Nucor Corp. (IW 500/68) sees its growth ambitions getting a tailwind from U.S. trade cases that limit imports from countries such as China.
The largest U.S. steelmaker is seeking new platforms in different products and countries, Nucor Chief Executive Officer John Ferriola said Tuesday. The company has breathing room to expand thanks to the success of trade cases, but its strategy isn’t dependent on the success of the cases.
“We have a strategic plan for profitable growth that we are going to act on,” Ferriola said in an interview at Bloomberg’s headquarters in New York. “Certainly, the trade cases help our profitability.”
The shares of Charlotte, N.C.-based Nucor have climbed 18% this year as demand increased and the U.S. implemented anti-dumping measures on steel imports from countries including China. At the same time a benchmark of U.S. steel prices surged 36%, helped in part by the trade cases.
Last month the U.S. Commerce Department found subsidies on China cut-to-length plate and dumping margins on imports of stainless steel sheet and strip in preliminary determinations, adding to the final determinations of corrosion-resistant, cold-rolled steel and hot-rolled steel products previously announced by the department and the International Trade Commission.

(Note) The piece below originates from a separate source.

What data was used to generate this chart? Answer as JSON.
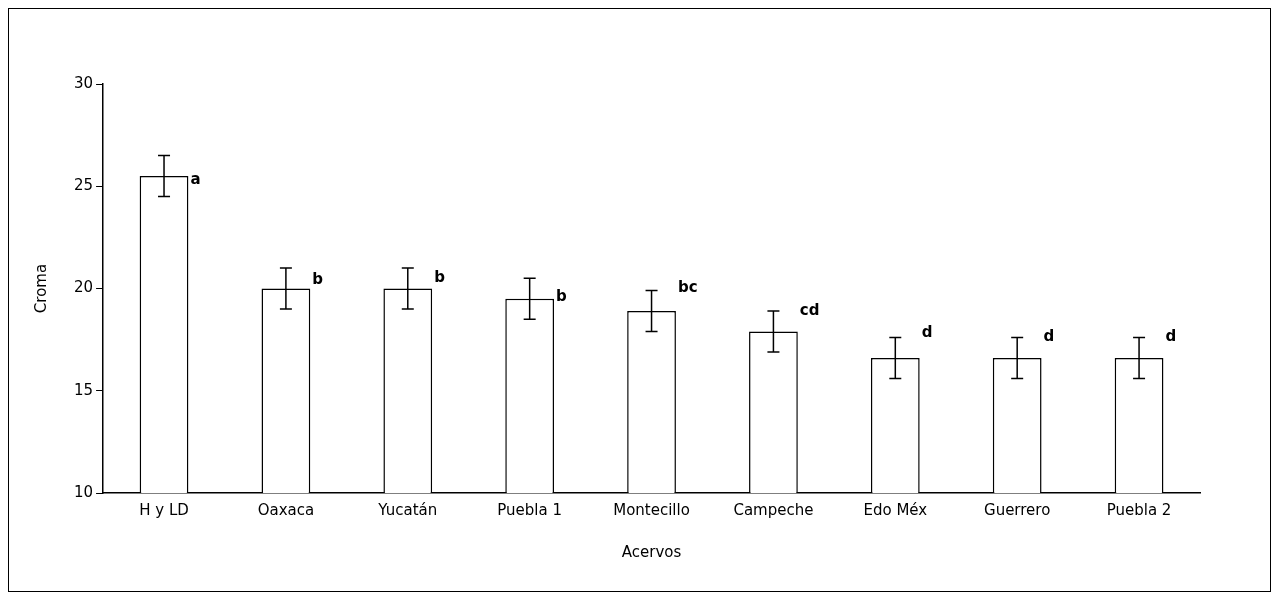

Nucor said last month that its earnings prospects may improve further as more trade cases conclude. The company said it expected third-quarter earnings will increase because of the positive impacts of lower flat-rolled steel imports, rising steel prices and “robust” demand for cold-rolled and galvanized sheet products.
Capacity utilization, which measures the amount that U.S. plants are in use, has climbed 14% this year as demand increased and companies regained market share from overseas producers.
Ferriola said that while the company has grown organically, it’s open to acquisitions.
Investment Brings ‘Best Return’
“We believe that investment in our existing facilities always gives us the best return,” Ferriola said. “Acquisitions are great opportunities to get into new business we aren’t into today or supplement new products business that we aren’t into.”
Ferriola said he doesn’t favor either Democratic presidential candidate Hillary Clinton or Republican Donald Trump, but he hopes whoever wins the election will follow through on pledges to implement infrastructure projects during the next administration.
He called 21st Century infrastructure essential to a robust economy and criticized the current state of affairs in the U.S.
“It’s embarrassing,” the New York-born CEO said, mentioning as examples Manhattan’s West Side Highway and aging bridges. “Anyone who wants to argue whether it’s crumbling in this country just needs to look.”